MUSIK KERONCONG… BRAVO!!!:

KOMUNITAS SUBKULTUR DAN PLURALISME DALAM MUSIK POPULER DI INDONESIA


Musik keroncong dapat dipandang sebagai salah satu kekayaan musik tertua di Indonesia yang pernah memperoleh masa kejayaannya pada 1960-an. Sayangnya, saat ini genre musik ini kurang mendapat perhatian dari industri musik (rekaman dan hiburan) di Indonesia. Media teknologi, seperti televisi dan radio swasta nasional, sangat jarang bahkan tidak pernah memberikan ruang khusus untuk genre musik ini. Bahkan Televisi Republik Indonesia (TVRI) sebagai salah satu media pemerintah, yang seharusnya mendukung kelestarian musik keroncong sebagai salah satu kekayaan kesenian asli Indonesia, hanya memberikan satu acara khusus untuk musik keroncong, yaitu Gebyar Keroncong, yang hanya disiarkan satu kali dalam seminggu.
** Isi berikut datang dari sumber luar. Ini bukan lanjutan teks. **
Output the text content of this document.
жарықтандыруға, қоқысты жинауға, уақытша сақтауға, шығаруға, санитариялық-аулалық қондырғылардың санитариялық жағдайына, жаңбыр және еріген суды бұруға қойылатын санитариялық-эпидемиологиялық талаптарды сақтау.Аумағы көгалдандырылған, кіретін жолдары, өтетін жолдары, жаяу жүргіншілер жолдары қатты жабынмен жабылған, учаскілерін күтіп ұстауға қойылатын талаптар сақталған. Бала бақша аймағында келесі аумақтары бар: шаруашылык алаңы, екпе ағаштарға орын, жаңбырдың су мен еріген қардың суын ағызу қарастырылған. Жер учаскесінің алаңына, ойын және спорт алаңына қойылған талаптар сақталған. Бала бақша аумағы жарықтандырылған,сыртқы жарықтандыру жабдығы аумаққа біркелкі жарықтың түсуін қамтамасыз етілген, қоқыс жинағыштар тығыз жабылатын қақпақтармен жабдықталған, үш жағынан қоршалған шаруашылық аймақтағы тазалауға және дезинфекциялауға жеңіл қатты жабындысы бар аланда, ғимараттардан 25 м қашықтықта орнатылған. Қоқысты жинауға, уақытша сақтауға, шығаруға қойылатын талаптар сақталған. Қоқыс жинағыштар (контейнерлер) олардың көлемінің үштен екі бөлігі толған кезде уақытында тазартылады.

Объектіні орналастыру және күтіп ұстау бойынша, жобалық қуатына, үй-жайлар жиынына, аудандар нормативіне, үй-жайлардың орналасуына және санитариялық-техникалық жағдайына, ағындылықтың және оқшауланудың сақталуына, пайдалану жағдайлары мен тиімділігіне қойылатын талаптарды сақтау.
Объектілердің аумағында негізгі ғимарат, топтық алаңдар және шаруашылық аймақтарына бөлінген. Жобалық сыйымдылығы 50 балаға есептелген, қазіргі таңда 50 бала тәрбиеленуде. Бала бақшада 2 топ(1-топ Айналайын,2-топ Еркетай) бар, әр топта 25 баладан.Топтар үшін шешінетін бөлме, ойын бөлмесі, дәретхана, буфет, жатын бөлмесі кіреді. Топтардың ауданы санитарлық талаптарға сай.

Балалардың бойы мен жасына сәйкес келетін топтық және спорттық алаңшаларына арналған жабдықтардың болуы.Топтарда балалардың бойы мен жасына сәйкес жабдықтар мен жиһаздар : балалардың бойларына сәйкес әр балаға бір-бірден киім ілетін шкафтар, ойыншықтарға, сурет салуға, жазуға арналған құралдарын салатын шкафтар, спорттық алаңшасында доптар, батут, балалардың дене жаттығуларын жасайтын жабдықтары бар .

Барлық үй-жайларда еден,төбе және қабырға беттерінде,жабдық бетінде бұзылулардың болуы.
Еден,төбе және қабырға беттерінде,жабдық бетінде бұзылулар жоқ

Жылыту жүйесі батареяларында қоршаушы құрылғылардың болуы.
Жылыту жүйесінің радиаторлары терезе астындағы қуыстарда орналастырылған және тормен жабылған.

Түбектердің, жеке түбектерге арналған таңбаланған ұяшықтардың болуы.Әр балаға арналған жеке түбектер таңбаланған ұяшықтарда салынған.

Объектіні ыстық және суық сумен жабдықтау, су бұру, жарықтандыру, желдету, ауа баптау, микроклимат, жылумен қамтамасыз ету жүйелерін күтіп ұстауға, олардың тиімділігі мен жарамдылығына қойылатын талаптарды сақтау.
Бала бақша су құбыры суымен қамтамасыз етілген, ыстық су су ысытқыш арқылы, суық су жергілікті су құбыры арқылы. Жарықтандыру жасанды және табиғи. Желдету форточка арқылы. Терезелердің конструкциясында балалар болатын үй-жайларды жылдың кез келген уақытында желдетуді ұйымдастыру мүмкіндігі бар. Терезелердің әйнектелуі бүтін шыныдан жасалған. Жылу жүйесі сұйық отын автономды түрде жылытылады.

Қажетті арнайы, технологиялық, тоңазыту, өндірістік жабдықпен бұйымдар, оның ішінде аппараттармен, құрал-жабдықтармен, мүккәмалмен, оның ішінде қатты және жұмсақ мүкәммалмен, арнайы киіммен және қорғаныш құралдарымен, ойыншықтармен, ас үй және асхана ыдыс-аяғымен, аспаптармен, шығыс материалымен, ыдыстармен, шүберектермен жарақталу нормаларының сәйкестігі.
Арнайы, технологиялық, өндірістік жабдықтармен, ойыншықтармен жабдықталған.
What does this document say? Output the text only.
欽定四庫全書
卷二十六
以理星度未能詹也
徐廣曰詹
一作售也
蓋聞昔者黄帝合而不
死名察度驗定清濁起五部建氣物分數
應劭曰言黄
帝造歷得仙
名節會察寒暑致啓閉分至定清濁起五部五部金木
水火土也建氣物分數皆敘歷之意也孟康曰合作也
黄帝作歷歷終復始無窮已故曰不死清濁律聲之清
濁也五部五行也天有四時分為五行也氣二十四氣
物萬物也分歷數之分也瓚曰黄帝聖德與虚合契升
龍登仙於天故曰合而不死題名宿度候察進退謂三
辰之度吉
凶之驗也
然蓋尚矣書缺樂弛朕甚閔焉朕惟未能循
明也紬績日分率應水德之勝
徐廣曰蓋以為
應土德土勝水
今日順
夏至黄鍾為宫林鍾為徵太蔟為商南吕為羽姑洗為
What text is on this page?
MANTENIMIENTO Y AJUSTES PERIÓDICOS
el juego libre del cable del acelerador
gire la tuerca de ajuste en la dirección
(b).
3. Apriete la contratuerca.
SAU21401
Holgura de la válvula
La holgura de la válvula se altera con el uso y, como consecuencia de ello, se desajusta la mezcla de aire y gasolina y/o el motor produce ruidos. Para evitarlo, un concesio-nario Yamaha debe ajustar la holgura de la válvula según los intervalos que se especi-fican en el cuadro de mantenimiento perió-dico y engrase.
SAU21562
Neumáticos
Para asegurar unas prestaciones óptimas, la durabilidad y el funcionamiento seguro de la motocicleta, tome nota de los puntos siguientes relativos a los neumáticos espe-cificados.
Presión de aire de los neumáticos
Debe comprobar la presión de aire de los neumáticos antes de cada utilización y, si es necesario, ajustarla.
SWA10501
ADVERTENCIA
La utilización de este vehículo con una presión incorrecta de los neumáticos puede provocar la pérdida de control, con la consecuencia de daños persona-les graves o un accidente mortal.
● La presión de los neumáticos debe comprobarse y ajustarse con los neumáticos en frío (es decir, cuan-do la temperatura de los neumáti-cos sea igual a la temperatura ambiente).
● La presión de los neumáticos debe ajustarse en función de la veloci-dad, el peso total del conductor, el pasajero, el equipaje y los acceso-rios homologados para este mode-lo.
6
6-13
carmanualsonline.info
Upaya mempertahankan musik keroncong dalam masyarakat juga tetap dilakukan oleh komunitas pendukungnya. Adanya beberapa album rekaman penyanyi keroncong, misalnya Sundari Sukotjo yang didukung oleh perusahaan rekaman PT. Gema Nada Pertiwi, merupakan salah satu fakta bahwa masih ada usaha dari pihak industri musik rekaman untuk tetap mendukung keberadaan musik keroncong di Indonesia. Sayangnya, apabila kita perhatikan di toko-toko kaset/CD/VCD/DVD, album-album rekaman tersebut seringkali diletakkan di tempat yang kurang menarik perhatian pengunjung, berbeda dari penempatan album-album rekaman musik pop yang merupakan arus utama (mainstream) dalam musik populer. Kurangnya dukungan industri musik di Indonesia semakin jelas terlihat dalam daftar calon penerima penghargaan AMI Awards ke-11 (Kompas, 15 April 2008), misalnya, di mana tidak ada satu pun lagu atau nama penyanyi keroncong yang tercantum di dalamnya. Berdasarkan kenyataan ini maka timbul pertanyaan: apakah lagu atau penyanyi keroncong memang tidak layak menerima penghargaan seperti itu? mengapa musik atau lagu keroncong dimarjinalkan oleh industri musik di Indonesia? apakah musik keroncong dapat memperoleh apresiasi masyarakat seperti halnya musik pop yang saat ini menjadi arus utama (mainstream) dalam musik populer?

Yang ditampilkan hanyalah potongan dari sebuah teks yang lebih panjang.